La régulation électronique des plantes pourrait en effet réduire l’utilisation de produits chimiques et polluants tels que les engrais ou les pesticides. Le fait que la plante conserve l’intégrité génétique et ne subisse pas de modification de son ADN permet également d’envisager un futur sans plantes OGM, dont la nature est très controversée dans de nombreux pays, dont la Suède. L’horizon des manipulations génétiques pour l’esthétique des fleurs pourrait également subir un changement radical. Les chercheurs de l’université de Linkoping ont en effet pu changer la couleur d’une des roses en lui assénant un courant électrique.

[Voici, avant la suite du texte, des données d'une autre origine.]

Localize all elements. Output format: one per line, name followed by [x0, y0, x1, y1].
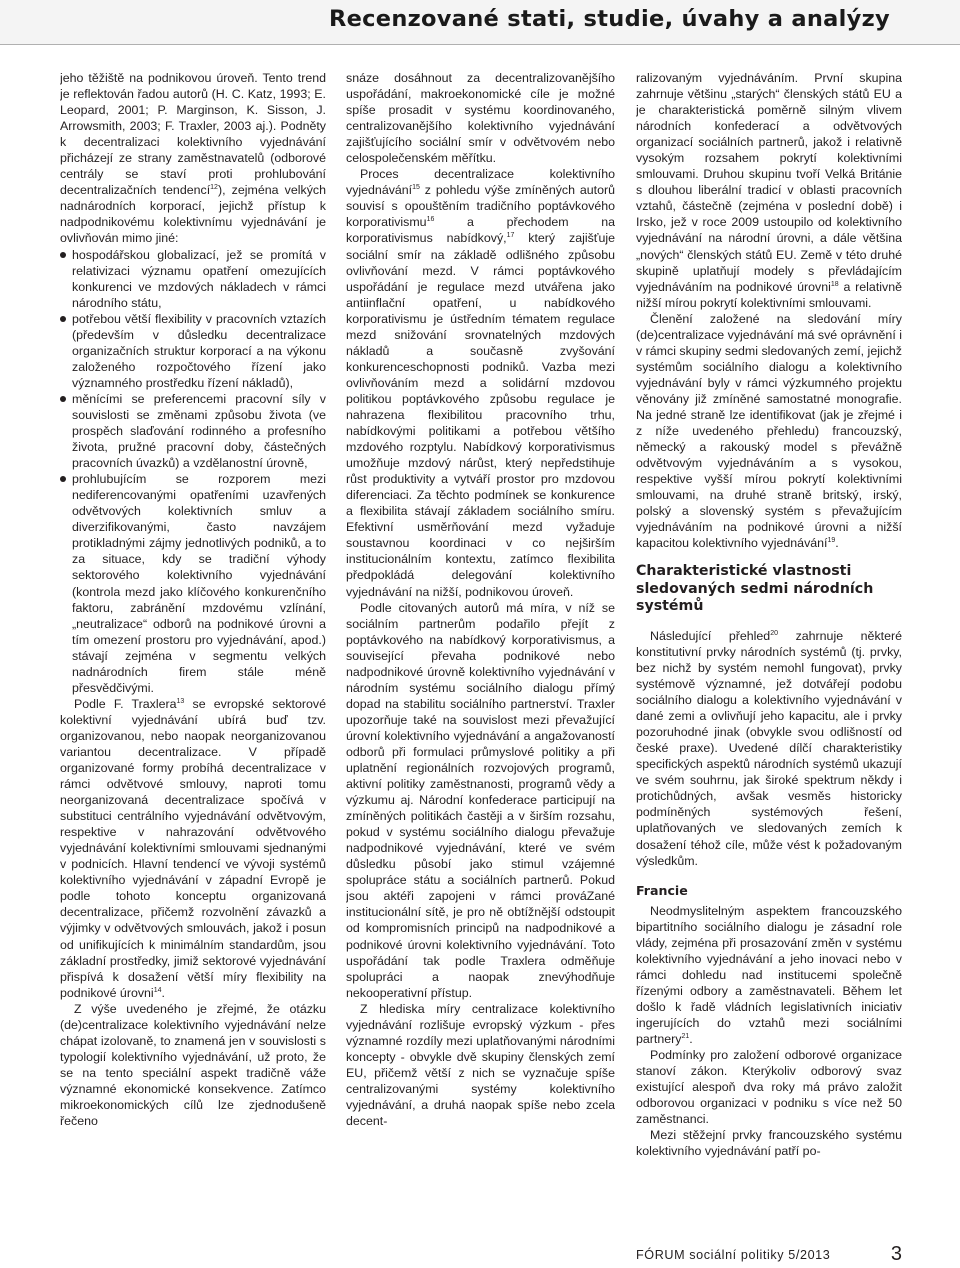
- list-item: měnícími se preferencemi pracovní síly v souvislosti se změnami způsobu života (ve prospěch slaďování rodinného a profesního života, pružné pracovní doby, částečných pracovních úvazků) a vzdělanostní úrovně,: [60, 391, 326, 471]
- paragraph: Podmínky pro založení odborové organizace stanoví zákon. Kterýkoliv odborový svaz existující alespoň dva roky má právo založit odborovou organizaci v podniku s více než 50 zaměstnanci.: [636, 1048, 902, 1127]
- column-1: [60, 70, 326, 1129]
- column-2: [346, 70, 615, 1129]
- footnote-ref: 15: [412, 184, 420, 192]
- paragraph: Proces decentralizace kolektivního vyjednávání$^{15}$ z pohledu výše zmíněných autorů souvisí s opouštěním tradičního poptávkového korporativismu$^{16}$ a přechodem na korporativismus nabídkový,$^{17}$ který zajišťuje sociální smír na základě odlišného způsobu ovlivňování mezd. V rámci poptávkového uspořádání je regulace mezd utvářena jako antiinflační opatření, u nabídkového korporativismu je ústředním tématem regulace mezd snižování srovnatelných mzdových nákladů a současně zvyšování konkurenceschopnosti podniků. Vazba mezi ovlivňováním mezd a solidární mzdovou politikou poptávkového způsobu regulace je nahrazena flexibilitou pracovního trhu, nabídkovými politikami a potřebou většího mzdového rozptylu. Nabídkový korporativismus umožňuje mzdový nárůst, který nepředstihuje růst produktivity a vytváří prostor pro mzdovou diferenciaci. Za těchto podmínek se konkurence a flexibilita stávají základem sociálního smíru. Efektivní usměrňování mezd vyžaduje soustavnou koordinaci v co nejširším institucionálním kontextu, zatímco flexibilita předpokládá delegování kolektivního vyjednávání na nižší, podnikovou úroveň.: [346, 167, 615, 599]
- paragraph: Neodmyslitelným aspektem francouzského bipartitního sociálního dialogu je zásadní role vlády, zejména při prosazování změn v systému kolektivního vyjednávání a jeho inovaci nebo v rámci dohledu nad institucemi společně řízenými odbory a zaměstnavateli. Během let došlo k řadě vládních legislativních iniciativ ingerujících do vztahů mezi sociálními partnery$^{21}$.: [636, 903, 902, 1046]
- paragraph: Z výše uvedeného je zřejmé, že otázku (de)centralizace kolektivního vyjednávání nelze chápat izolovaně, to znamená jen v souvislosti s typologií kolektivního vyjednávání, už proto, že se na tento speciální aspekt tradičně váže významné ekonomické konsekvence. Zatímco mikroekonomických cílů lze zjednodušeně řečeno: [60, 1001, 326, 1129]
- page-number: 3: [890, 1243, 902, 1265]
- footnote-ref: 18: [830, 280, 839, 288]
- paragraph: Následující přehled$^{20}$ zahrnuje některé konstitutivní prvky národních systémů (tj. prvky, bez nichž by systém nemohl fungovat), prvky systémově významné, jež dotvářejí podobu sociálního dialogu a kolektivního vyjednávání v dané zemi a ovlivňují jeho kapacitu, ale i prvky pozoruhodné jinak (obvykle svou odlišností od české praxe). Uvedené dílčí charakteristiky specifických aspektů národních systémů ukazují ve svém souhrnu, jak široké spektrum někdy i protichůdných, avšak vesměs historicky podmíněných systémových řešení, uplatňovaných ve sledovaných zemích k dosažení téhož cíle, může vést k požadovaným výsledkům.: [636, 628, 902, 868]
- bullet-icon: [60, 252, 66, 258]
- page-header: [0, 0, 960, 45]
- column-3: [636, 70, 902, 1159]
- list-item: potřebou větší flexibility v pracovních vztazích (především v důsledku decentralizace organizačních struktur korporací a na výkonu založeného rozpočtového řízení jako významného prostředku řízení nákladů),: [60, 311, 326, 391]
- footnote-ref: 14: [153, 986, 162, 994]
- list-item: hospodářskou globalizací, jež se promítá v relativizaci významu opatření omezujících konkurenci ve mzdových nákladech v rámci národního státu,: [60, 247, 326, 311]
- list-item: prohlubujícím se rozporem mezi nediferencovanými opatřeními uzavřených odvětvových kolektivních smluv a diverzifikovanými, často navzájem protikladnými zájmy jednotlivých podniků, a to za situace, kdy se tradiční výhody sektorového kolektivního vyjednávání (kontrola mezd jako klíčového konkurenčního faktoru, zabránění mzdovému vzlínání, „neutralizace“ odborů na podnikové úrovni a tím omezení prostoru pro vyjednávání, apod.) stávají zejména v segmentu velkých nadnárodních firem stále méně přesvědčivými.: [60, 471, 326, 696]
- footnote-ref: 12: [210, 184, 218, 192]
- bullet-list: [60, 247, 326, 696]
- subsection-heading: Francie: [636, 882, 688, 898]
- footnote-ref: 17: [506, 232, 515, 240]
- paragraph: snáze dosáhnout za decentralizovanějšího uspořádání, makroekonomické cíle je možné spíše prosadit v systému koordinovaného, centralizovanějšího kolektivního vyjednávání zajišťujícího sociální smír v odvětvovém nebo celospolečenském měřítku.: [346, 71, 615, 166]
- paragraph: Z hlediska míry centralizace kolektivního vyjednávání rozlišuje evropský výzkum - přes významné rozdíly mezi uplatňovanými národními koncepty - obvykle dvě skupiny členských zemí EU, přičemž větší z nich se vyznačuje spíše centralizovanými systémy kolektivního vyjednávání, a druhá naopak spíše nebo zcela decent-: [346, 1001, 615, 1129]
- footnote-ref: 21: [681, 1032, 690, 1040]
- bullet-icon: [60, 476, 66, 482]
- bullet-icon: [60, 396, 66, 402]
- footnote-ref: 20: [770, 629, 778, 637]
- footnote-ref: 16: [426, 216, 435, 224]
- paragraph: jeho těžiště na podnikovou úroveň. Tento trend je reflektován řadou autorů (H. C. Katz, 1993; E. Leopard, 2001; P. Marginson, K. Sisson, J. Arrowsmith, 2003; F. Traxler, 2003 aj.). Podněty k decentralizaci kolektivního vyjednávání přicházejí ze strany zaměstnavatelů (odborové centrály se staví proti prohlubování decentralizačních tendencí$^{12}$), zejména velkých nadnárodních korporací, jejichž přístup k nadpodnikovému kolektivnímu vyjednávání je ovlivňován mimo jiné:: [60, 71, 326, 246]
- footnote-ref: 13: [176, 697, 185, 705]
- paragraph: Mezi stěžejní prvky francouzského systému kolektivního vyjednávání patří po-: [636, 1128, 902, 1159]
- paragraph: Členění založené na sledování míry (de)centralizace vyjednávání má své oprávnění i v rámci skupiny sedmi sledovaných zemí, jejichž systémům sociálního dialogu a kolektivního vyjednávání byly v rámci výzkumného projektu věnovány již zmíněné samostatné monografie. Na jedné straně lze identifikovat (jak je zřejmé i z níže uvedeného přehledu) francouzský, německý a rakouský model s převážně odvětvovým vyjednáváním a s vysokou, respektive vyšší mírou pokrytí kolektivními smlouvami, na druhé straně britský, irský, polský a slovenský systém s převažujícím vyjednáváním na podnikové úrovni a nižší kapacitou kolektivního vyjednávání$^{19}$.: [636, 311, 902, 551]
- paragraph: ralizovaným vyjednáváním. První skupina zahrnuje většinu „starých“ členských států EU a je charakteristická poměrně silným vlivem národních konfederací a odvětvových organizací sociálních partnerů, jakož i relativně vysokým rozsahem pokrytí kolektivními smlouvami. Druhou skupinu tvoří Velká Británie s dlouhou liberální tradicí v oblasti pracovních vztahů, částečně (zejména v poslední době) i Irsko, jež v roce 2009 ustoupilo od kolektivního vyjednávání na národní úrovni, a dále většina „nových“ členských států EU. Země v této druhé skupině uplatňují modely s převládajícím vyjednáváním na podnikové úrovni$^{18}$ a relativně nižší mírou pokrytí kolektivními smlouvami.: [636, 71, 902, 310]
- bullet-icon: [60, 316, 66, 322]
- footnote-ref: 19: [827, 537, 836, 545]
- section-heading: Charakteristické vlastnosti sledovaných sedmi národních systémů: [636, 563, 874, 615]
- page-footer: [636, 1244, 902, 1268]
- journal-label: FÓRUM sociální politiky 5/2013: [636, 1248, 831, 1262]
- paragraph: Podle citovaných autorů má míra, v níž se sociálním partnerům podařilo přejít z poptávkového na nabídkový korporativismus, a související převaha podnikové nebo nadpodnikové úrovně kolektivního vyjednávání v národním systému sociálního dialogu přímý dopad na stabilitu sociálního partnerství. Traxler upozorňuje také na souvislost mezi převažující úrovní kolektivního vyjednávání a angažovaností odborů při formulaci průmyslové politiky a při uplatnění regionálních rozvojových programů, aktivní politiky zaměstnanosti, programů vědy a výzkumu aj. Národní konfederace participují na zmíněných politikách častěji a v širším rozsahu, pokud v systému sociálního dialogu převažuje nadpodnikové vyjednávání, které ve svém důsledku působí jako stimul vzájemné spolupráce státu a sociálních partnerů. Pokud jsou aktéři zapojeni v rámci prováZané institucionální sítě, je pro ně obtížnější odstoupit od kompromisních principů na nadpodnikové a podnikové úrovni kolektivního vyjednávání. Toto uspořádání tak podle Traxlera odměňuje spolupráci a naopak znevýhodňuje nekooperativní přístup.: [346, 600, 615, 1000]
- paragraph: Podle F. Traxlera$^{13}$ se evropské sektorové kolektivní vyjednávání ubírá buď tzv. organizovanou, nebo naopak neorganizovanou variantou decentralizace. V případě organizované formy probíhá decentralizace v rámci odvětvové smlouvy, naproti tomu neorganizovaná decentralizace spočívá v substituci centrálního vyjednávání odvětvovým, respektive v nahrazování odvětvového vyjednávání kolektivními smlouvami sjednanými v podnicích. Hlavní tendencí ve vývoji systémů kolektivního vyjednávání v západní Evropě je podle tohoto konceptu organizovaná decentralizace, přičemž rozvolnění závazků a výjimky v odvětvových smlouvách, jakož i posun od unifikujících k minimálním standardům, jsou základní prostředky, jimiž sektorové vyjednávání přispívá k dosažení větší míry flexibility na podnikové úrovni$^{14}$.: [60, 696, 326, 1000]
- section-title: Recenzované stati, studie, úvahy a analýzy: [328, 6, 890, 32]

Pour Magnus Berggren, ces recherches ne sont qu’un début. Le chercheur imagine l’incorporation de détecteurs électroniques dans quelques plantes afin de déterminer à quel moment celles-ci libèrent les hormones précédant le processus de floraison ou d’autres changements de la plante. A terme, on pourrait imaginer avancer ou retarder la floraison des fleurs pour les protéger des hivers rudes. Berggren imagine aussi la possibilité d’utiliser la photosynthèse des plantes ou des arbres pour générer de l’électricité, nous permettant à l’avenir d’utiliser de l’énergie sans avoir à détruire la flore environnante.